Dabei sammeln sich um ihn herum unabhängige, qualifizierte Persönlichkeiten verschiedener politischer und ideologischer Strömungen, die der Kampf gegen die globalistische Elite eint. Dazu zählen der kanadische Soziologe Mathieu Bock-Côté, die bekannten Journalisten Eugénie Bastie und Alexandre Devecchio sowie der Gründer des sozialistischen Souveränitätsprojekts, Jean-Pierre Chevènnement, und die Souveränitätsikone der traditionellen Rechten, der Adelige und Gründer des Themenparks Puy du Fou, Philippe de Villiers. 

Zudem unterstützt der Marseiller Infektiologe, Professor Didier Raoult das Projekt.
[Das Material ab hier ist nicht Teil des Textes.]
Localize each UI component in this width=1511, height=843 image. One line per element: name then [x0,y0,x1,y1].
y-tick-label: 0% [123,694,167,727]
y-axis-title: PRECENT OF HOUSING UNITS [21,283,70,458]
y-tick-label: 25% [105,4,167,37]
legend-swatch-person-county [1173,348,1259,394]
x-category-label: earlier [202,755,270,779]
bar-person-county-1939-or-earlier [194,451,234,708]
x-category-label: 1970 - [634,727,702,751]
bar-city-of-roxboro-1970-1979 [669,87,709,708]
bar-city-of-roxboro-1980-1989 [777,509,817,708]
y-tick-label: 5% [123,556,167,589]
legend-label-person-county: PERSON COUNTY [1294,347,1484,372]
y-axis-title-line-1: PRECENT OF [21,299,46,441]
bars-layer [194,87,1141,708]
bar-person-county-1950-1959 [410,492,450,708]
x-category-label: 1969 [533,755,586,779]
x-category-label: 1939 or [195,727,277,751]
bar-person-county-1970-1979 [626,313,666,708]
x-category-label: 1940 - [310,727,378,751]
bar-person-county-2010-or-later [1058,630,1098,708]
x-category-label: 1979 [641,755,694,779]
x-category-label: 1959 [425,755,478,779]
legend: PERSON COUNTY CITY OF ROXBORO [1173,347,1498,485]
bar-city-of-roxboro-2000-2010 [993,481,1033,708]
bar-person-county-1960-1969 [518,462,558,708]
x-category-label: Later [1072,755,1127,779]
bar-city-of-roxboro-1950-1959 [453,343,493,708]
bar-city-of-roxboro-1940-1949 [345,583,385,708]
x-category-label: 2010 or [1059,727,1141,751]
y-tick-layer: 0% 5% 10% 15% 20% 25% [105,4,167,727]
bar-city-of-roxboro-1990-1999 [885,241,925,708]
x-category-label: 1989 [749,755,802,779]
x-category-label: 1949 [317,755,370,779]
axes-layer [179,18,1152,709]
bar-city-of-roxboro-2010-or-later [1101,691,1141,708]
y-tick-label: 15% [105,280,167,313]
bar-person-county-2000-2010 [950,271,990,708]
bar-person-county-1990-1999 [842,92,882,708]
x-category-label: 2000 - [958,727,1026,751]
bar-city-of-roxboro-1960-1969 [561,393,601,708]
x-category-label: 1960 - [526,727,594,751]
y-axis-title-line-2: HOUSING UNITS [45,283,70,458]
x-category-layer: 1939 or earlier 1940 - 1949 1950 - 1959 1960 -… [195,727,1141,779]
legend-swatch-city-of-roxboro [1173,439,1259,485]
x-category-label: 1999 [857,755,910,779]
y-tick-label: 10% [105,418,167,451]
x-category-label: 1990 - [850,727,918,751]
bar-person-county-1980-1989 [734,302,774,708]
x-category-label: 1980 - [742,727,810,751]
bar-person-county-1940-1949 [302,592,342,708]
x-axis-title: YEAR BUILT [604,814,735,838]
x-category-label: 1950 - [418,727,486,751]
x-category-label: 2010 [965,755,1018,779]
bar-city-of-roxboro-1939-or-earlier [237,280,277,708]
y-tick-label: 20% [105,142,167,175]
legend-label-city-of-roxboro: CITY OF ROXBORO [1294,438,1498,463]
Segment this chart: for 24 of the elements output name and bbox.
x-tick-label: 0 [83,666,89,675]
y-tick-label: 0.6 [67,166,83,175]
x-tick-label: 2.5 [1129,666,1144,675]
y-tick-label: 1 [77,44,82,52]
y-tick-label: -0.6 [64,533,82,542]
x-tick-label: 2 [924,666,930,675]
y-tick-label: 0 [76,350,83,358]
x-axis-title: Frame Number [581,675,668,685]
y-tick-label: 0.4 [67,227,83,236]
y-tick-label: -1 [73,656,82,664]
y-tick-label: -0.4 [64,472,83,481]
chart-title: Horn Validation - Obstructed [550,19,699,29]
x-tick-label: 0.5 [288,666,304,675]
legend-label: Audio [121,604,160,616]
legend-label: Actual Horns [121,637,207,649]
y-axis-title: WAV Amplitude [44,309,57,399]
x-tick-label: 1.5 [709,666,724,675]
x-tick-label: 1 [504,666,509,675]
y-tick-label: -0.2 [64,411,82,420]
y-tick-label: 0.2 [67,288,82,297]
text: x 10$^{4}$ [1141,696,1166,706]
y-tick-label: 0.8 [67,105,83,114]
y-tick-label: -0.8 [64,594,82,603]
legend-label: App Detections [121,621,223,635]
Die international anerkannte Koryphäe wird umso mehr vom Volk verehrt, je mehr die Pariser Technokratie mit ihren engen Verbindungen zur Pharma-

industrie Raoult wegen seines billigen und effizienten Hydroxychloroquin-Protokolls bei Covid 19 bekämpft.

Die Suche nach einem „Retter“

Viele Franzosen erwarten aus den Reihen der nationalistisch Orientierten einen „Retter“, einen „starken Mann“, der das Land wieder auf die richtige Bahn bringt. Doch es fehlt ein Milieu übergreifender gemeinsamer Sockel, der einem solchen „Retter“ den Boden bereiten könnte. 

Macrons Austausch der Regierung des Premierministers – Édouard Philippe wurde von Jean Castex ersetzt (Seite 8) – ist dabei kaum mehr als eine Verzweiflungstat. Denn die französische Gesellschaft ist atomisiert und polarisiert, und die Globalisierungsopposition kann die fundamentalen ideologischen Differenzen nur kurzfristig schwach übertünchen. 

Das zweite Fazit aus dem sonntäglichen Wahlergebnis lautet, dass die bürgerlichen Republikaner Linke und Linksextremisten dem patriotischen Lager vorziehen. Louis Aliot vom RN gewann zwar in Perpignan mit einer lagerübergreifenden Koalition und ohne das Etikett seiner Partei gegen den bürgerlichen Amtsinhaber Jean-Marc Pujol, doch dies ist wohl eher der allgemeinen Unzufriedenheit mit der dortigen jahrzehntelangen städtischen Korruption geschuldet als einer neuen Offenheit im Umgang mit dem RN. 

In Marseille hatte der Senator Stéphane Ravier die bürgerliche Rechte dazu aufgerufen, eine gemeinsame Liste gegen die vereinigte Linke um die Grüne Michèle Rubirola für das Oberbürgermeisteramt aufzustellen. Ravier hatte nicht einmal personelle, sondern nur inhaltliche Bedingungen gestellt. Trotzdem verweigerten sich die Bürgerlichen dem Angebot und sorgten mit dafür, dass Marseille nun von einer linken Allianz aus Grünen, Insoumis und Sozialisten regiert wird. In anderen Städten wie Carpentras geschah das Gleiche.